BT Group Plc and Deutsche Telekom AG are modernizing older copper networks with the support of regulators and taxpayers’ funds, to the detriment of newer, faster, fiber technology, Colao said on a call with reporters Tuesday.
“The European Commissioner, who has shown not to be afraid to take on powerful forces, should look at the risks of re-monopolization in Europe,” Colao said. Regulators “should favor real fiber investment.”
Vodafone competes against BT and Deutsche Telekom, both of which have roots as government-run landline phone carriers before being privatized and expanding to services such as wireless, broadband and TV access. Vodafone, founded in the 1980s, got its start as a wireless carrier before expanding to fixed-line services.
Colao repeated calls for a breakup or tighter regulation of BT and its Openreach unit, which resells access to the national network in the U.K. at regulated rates to BT’s competitors. Local watchdog Ofcom is conducting a review of the telecommunications market and may consider splitting up BT.
BT Chief Executive Officer Gavin Patterson has said it needs to keep Openreach in the fold to ensure continued investment in the network. The company has pledged to offer high-speed Internet coverage to more than 95 percent of the U.K. and sell “ultrafast” service with speeds up to 500 megabits per second to 10 million homes by the end of 2020.
“In the U.K., in order to run a parallel infrastructure, we need access to the Openreach duct, and it’s not economic to do that,” Colao said. “The performance is pretty bad, so it’s pretty hard to market to customers something when your main supplier is actually your competitor and doesn’t play ball.”
The U.K. is one of the most competitive telecommunications markets in the world and a leader in broadband coverage, BT said in an e-mailed statement responding to Colao’s comments. “BT has invested heavily whilst other companies have sat on the sidelines with their hands in their very deep pockets,” the company said.

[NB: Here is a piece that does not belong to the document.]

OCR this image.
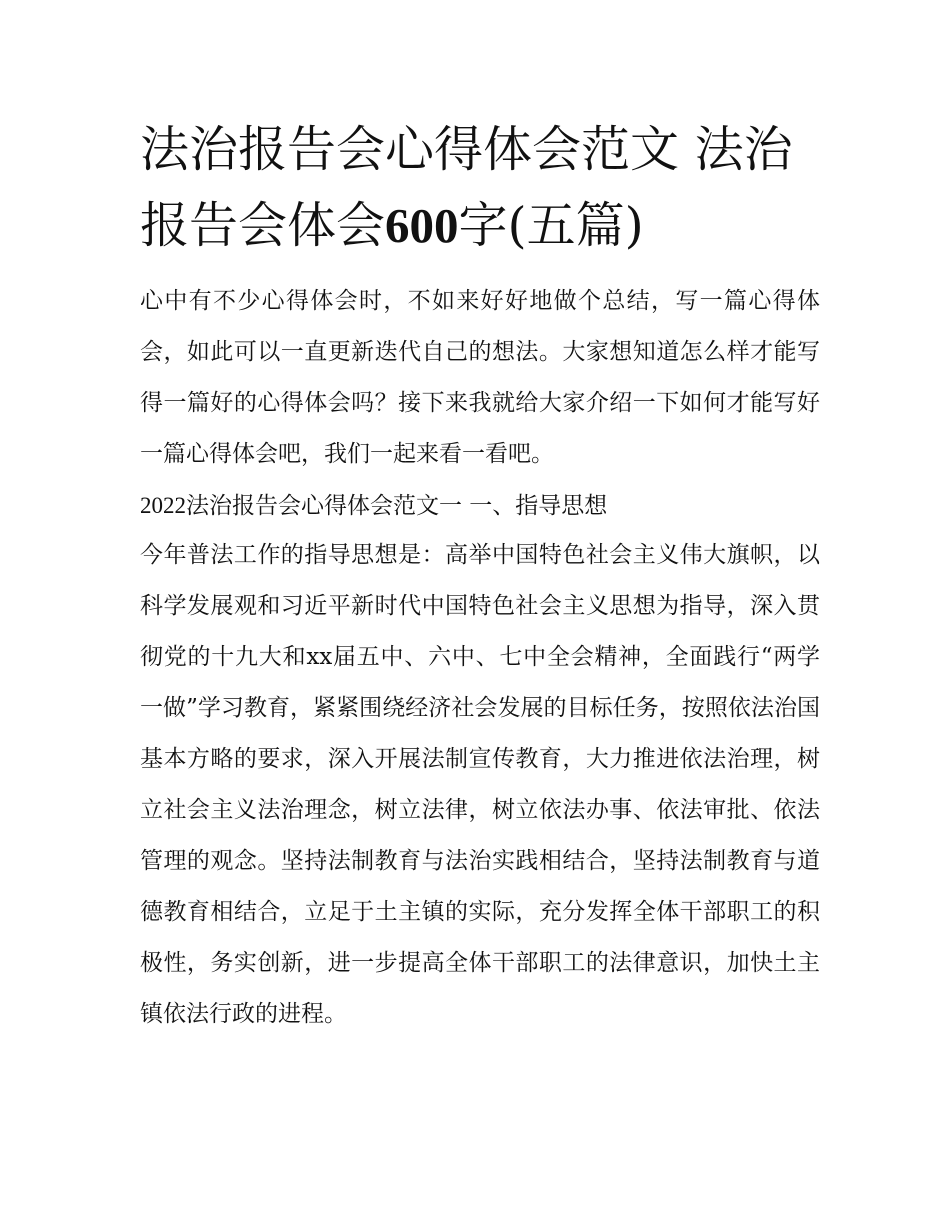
法治报告会心得体会范文 法治报告会体会600字(五篇)

心中有不少心得体会时，不如来好好地做个总结，写一篇心得体会，如此可以一直更新迭代自己的想法。大家想知道怎么样才能写得一篇好的心得体会吗？接下来我就给大家介绍一下如何才能写好一篇心得体会吧，我们一起来看一看吧。

2022法治报告会心得体会范文一 一、指导思想

今年普法工作的指导思想是：高举中国特色社会主义伟大旗帜，以科学发展观和习近平新时代中国特色社会主义思想为指导，深入贯彻党的十九大和xx届五中、六中、七中全会精神，全面践行“两学一做”学习教育，紧紧围绕经济社会发展的目标任务，按照依法治国基本方略的要求，深入开展法制宣传教育，大力推进依法治理，树立社会主义法治理念，树立法律，树立依法办事、依法审批、依法管理的观念。坚持法制教育与法治实践相结合，坚持法制教育与道德教育相结合，立足于土主镇的实际，充分发挥全体干部职工的积极性，务实创新，进一步提高全体干部职工的法律意识，加快土主镇依法行政的进程。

Deutsche Telekom, Europe’s biggest phone company that’s about 32 percent owned by the German state, has offered to spend 1 billion euros ($1.1 billion) to provide about 6 million households with high-speed Internet connections with so-called vectoring technology that upgrades existing copper lines. Deutsche Telekom’s competitors as well as German mechanics’ lobby groups have protested the plan, saying it would hurt competition by granting the Bonn-based company exclusive access to key network infrastructure.
There is no “re-monopolization of networks” in Germany and Deutsche Telekom offers access to its infrastructure, said Philipp Blank, a spokesman for the carrier. Also, nothing prevents competitors from expanding fiber networks, he said. “We stand for infrastructure competition and we will gladly face it,” Blank said.

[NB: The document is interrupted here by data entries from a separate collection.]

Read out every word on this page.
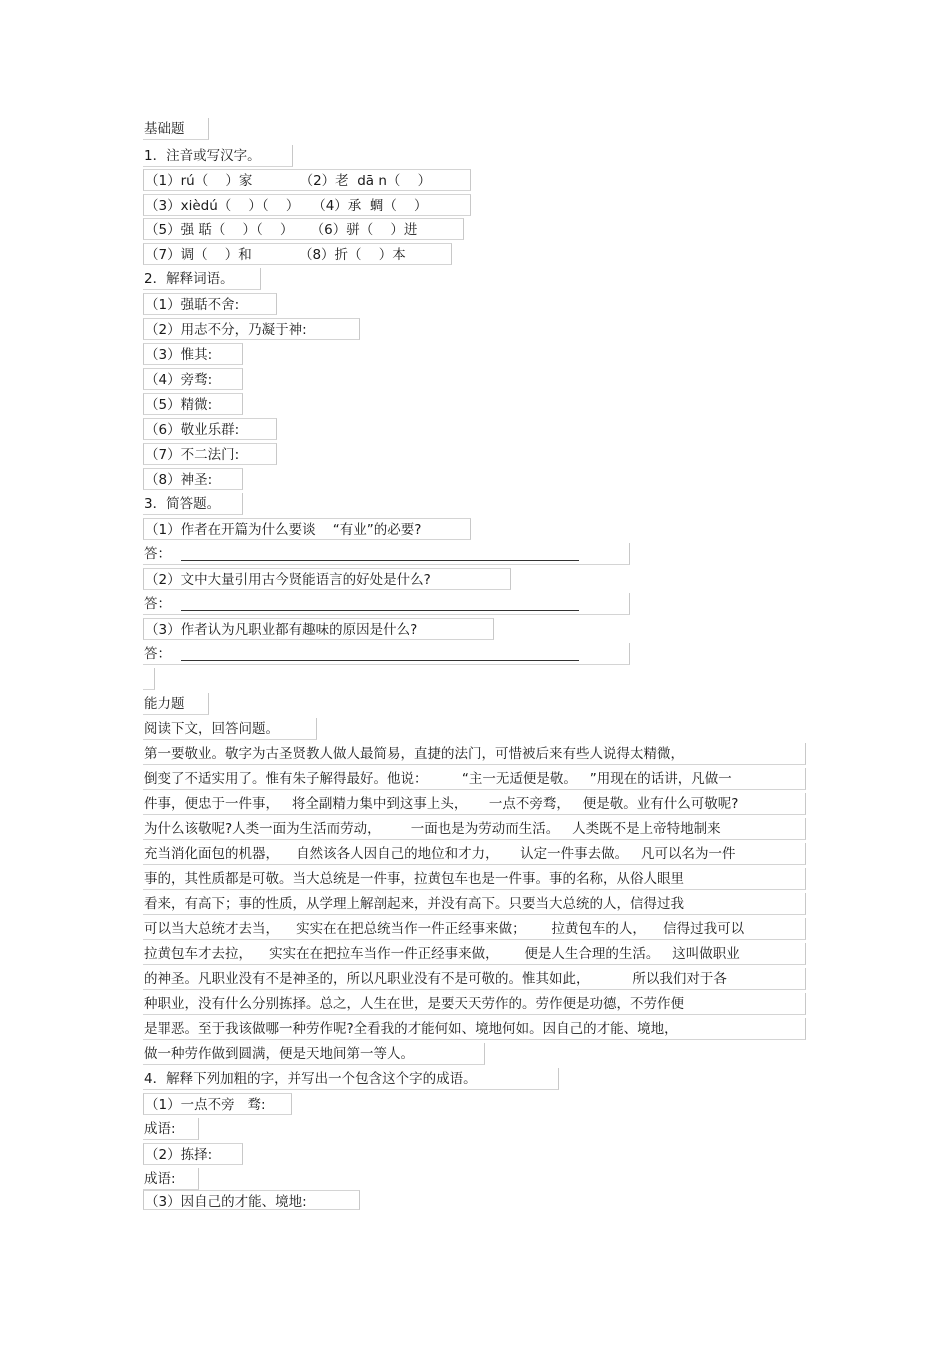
基础题
1．注音或写汉字。
（1）rú（    ）家           （2）老  dā n（    ）
（3）xièdú（    ）（    ）   （4）承  蜩（    ）
（5）强 聒（    ）（    ）    （6）骈（    ）进
（7）调（    ）和           （8）折（    ）本
2．解释词语。
（1）强聒不舍:
（2）用志不分，乃凝于神:
（3）惟其:
（4）旁骛:
（5）精微:
（6）敬业乐群:
（7）不二法门:
（8）神圣:
3．简答题。
（1）作者在开篇为什么要谈    “有业”的必要?
答：
（2）文中大量引用古今贤能语言的好处是什么?
答：
（3）作者认为凡职业都有趣味的原因是什么?
答：
能力题
阅读下文，回答问题。
第一要敬业。敬字为古圣贤教人做人最简易，直捷的法门，可惜被后来有些人说得太精微，
倒变了不适实用了。惟有朱子解得最好。他说：        “主一无适便是敬。   ”用现在的话讲，凡做一
件事，便忠于一件事，   将全副精力集中到这事上头，     一点不旁骛，   便是敬。业有什么可敬呢?
为什么该敬呢?人类一面为生活而劳动，       一面也是为劳动而生活。   人类既不是上帝特地制来
充当消化面包的机器，    自然该各人因自己的地位和才力，     认定一件事去做。   凡可以名为一件
事的，其性质都是可敬。当大总统是一件事，拉黄包车也是一件事。事的名称，从俗人眼里
看来，有高下；事的性质，从学理上解剖起来，并没有高下。只要当大总统的人，信得过我
可以当大总统才去当，    实实在在把总统当作一件正经事来做；      拉黄包车的人，    信得过我可以
拉黄包车才去拉，    实实在在把拉车当作一件正经事来做，      便是人生合理的生活。   这叫做职业
的神圣。凡职业没有不是神圣的，所以凡职业没有不是可敬的。惟其如此，          所以我们对于各
种职业，没有什么分别拣择。总之，人生在世，是要天天劳作的。劳作便是功德，不劳作便
是罪恶。至于我该做哪一种劳作呢?全看我的才能何如、境地何如。因自己的才能、境地，
做一种劳作做到圆满，便是天地间第一等人。
4．解释下列加粗的字，并写出一个包含这个字的成语。
（1）一点不旁   骛:
成语:
（2）拣择:
成语:
（3）因自己的才能、境地:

BT’s acquisition of U.K. mobile operator EE will make matters worse, Colao said. As part of the deal, Deutsche Telekom, one of EE’s owners in a joint venture, will get a stake in the combined company.
“The biggest shareholder of BT will be a German monopoly -- a recreation of the monopoly with a strong shareholding of another monopoly,” Colao said. “It is important we consider the implications.”